Il giorno successivo le nubi si dissiparono e un intenso sole primaverile sorse splendente sul porto. Mentre sostava sul ponte di poppa della mercantile del Bardek di cui era capitano e proprietario, Elaeno si chiese come facessero quei barbari a tollerare di indossare calzoni di lana con un simile clima. Lui stesso portava una semplice tunica di lino e sandali, ma anche così il calore era umido e opprimente, mentre nella sua isola natale di Orystinna le giornate estive erano più secche e più facili da sopportare.

Sotto di lui, sul ponte principale, una squadra di scaricatori del porto di Cerrmor lavorava nuda fino alla cintola, e poco lontano Masupo, il mercante che aveva affittato la nave per quel viaggio, stava controllando lo sbarco di ogni botte e di ogni cassa, alcune delle quali contenevano fini oggetti di vetro fabbricati appositamente per essere venduti alla nobiltà di quei barbari.

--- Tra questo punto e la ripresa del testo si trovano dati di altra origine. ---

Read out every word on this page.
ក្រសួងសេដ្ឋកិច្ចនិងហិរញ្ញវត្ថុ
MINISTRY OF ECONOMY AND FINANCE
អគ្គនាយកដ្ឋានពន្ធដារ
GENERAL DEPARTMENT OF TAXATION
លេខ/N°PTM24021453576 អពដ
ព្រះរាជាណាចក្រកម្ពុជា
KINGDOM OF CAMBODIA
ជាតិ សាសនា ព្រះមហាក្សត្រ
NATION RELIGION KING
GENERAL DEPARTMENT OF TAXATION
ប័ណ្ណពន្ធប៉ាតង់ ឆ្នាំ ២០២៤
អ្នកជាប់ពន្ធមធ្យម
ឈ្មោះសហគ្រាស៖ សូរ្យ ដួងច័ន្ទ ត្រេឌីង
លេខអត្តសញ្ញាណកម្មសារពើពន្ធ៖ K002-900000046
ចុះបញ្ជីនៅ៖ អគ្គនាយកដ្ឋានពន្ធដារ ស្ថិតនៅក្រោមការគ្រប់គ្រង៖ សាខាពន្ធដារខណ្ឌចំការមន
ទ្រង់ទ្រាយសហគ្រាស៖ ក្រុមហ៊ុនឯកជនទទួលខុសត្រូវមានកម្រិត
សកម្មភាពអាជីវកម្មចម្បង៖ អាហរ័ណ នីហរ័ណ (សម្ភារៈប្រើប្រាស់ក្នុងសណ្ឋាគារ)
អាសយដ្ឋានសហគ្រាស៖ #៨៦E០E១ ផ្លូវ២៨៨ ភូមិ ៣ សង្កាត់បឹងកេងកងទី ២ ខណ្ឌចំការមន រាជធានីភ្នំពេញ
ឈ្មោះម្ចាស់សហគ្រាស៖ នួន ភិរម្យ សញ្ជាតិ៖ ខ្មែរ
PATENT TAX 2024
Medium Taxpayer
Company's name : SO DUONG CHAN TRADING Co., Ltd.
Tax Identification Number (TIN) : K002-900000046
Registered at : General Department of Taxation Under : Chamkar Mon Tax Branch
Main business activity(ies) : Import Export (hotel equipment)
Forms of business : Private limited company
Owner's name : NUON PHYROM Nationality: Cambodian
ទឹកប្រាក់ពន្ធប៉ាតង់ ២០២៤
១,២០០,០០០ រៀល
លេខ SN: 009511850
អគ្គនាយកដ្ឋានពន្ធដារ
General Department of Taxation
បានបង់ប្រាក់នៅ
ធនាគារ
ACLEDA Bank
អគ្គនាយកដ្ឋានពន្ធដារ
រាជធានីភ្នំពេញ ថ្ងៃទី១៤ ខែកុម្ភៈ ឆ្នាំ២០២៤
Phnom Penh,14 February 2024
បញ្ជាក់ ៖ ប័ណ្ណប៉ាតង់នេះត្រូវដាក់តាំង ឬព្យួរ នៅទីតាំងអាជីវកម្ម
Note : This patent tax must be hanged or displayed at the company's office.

— Signore! — chiamò il primo nostromo. — Gli ufficiali della dogana ti vogliono parlare.

— Arrivo subito.

Sul molo di legno erano in attesa tre uomini di Deverry, tutti biondi e azzurri di occhi e quindi difficili da distinguere come succedeva sempre con tutti quei barbari di Cerrmor. All’avvicinarsi di Elaeno i tre parvero sorpresi, poi assunsero in fretta un’espressione di cortesia, ma del resto Elaeno era abituato a quel genere di reazioni, che la sua figura provocava anche nelle isole che gli uomini di Deverry riunivano sotto il nome di Bardek. Come molti uomini della sua terra natale, infatti, Elaeno era alto circa due metri, aveva una corporatura robusta e una pelle di un nero tanto intenso da tendere all’azzurro, e non di una delle più comuni e svariate tonalità marrone che si vedevano di solito. Gli Orystinniani erano orgogliosi della loro diversità dalla gente del Bardek, che fino ad una recente guerra combattuta per mare era stata solita razziare le loro terre per catturare schiavi.

— Buon giorno, capitano — lo salutò uno dei barbari. — Io sono Lord Merryn, capo della dogana in nome di Sua Grazia il Gwerbret Ladoic di Cerrmor.

— Buon giorno a te, mio signore. In cosa ti posso servire?

— Ho bisogno del permesso di perquisire la tua nave dopo che il carico sarà stato rimosso. Mi rendo conto che è una cosa alquanto antipatica da chiedere, ma di recente abbiamo avuto un brutto problema con il contrabbando di merci di un certo tipo. Se lo desideri, possiamo esentare la tua nave dalla perquisizione, ma in quel caso né tu né i tuoi uomini potrete scendere a terra.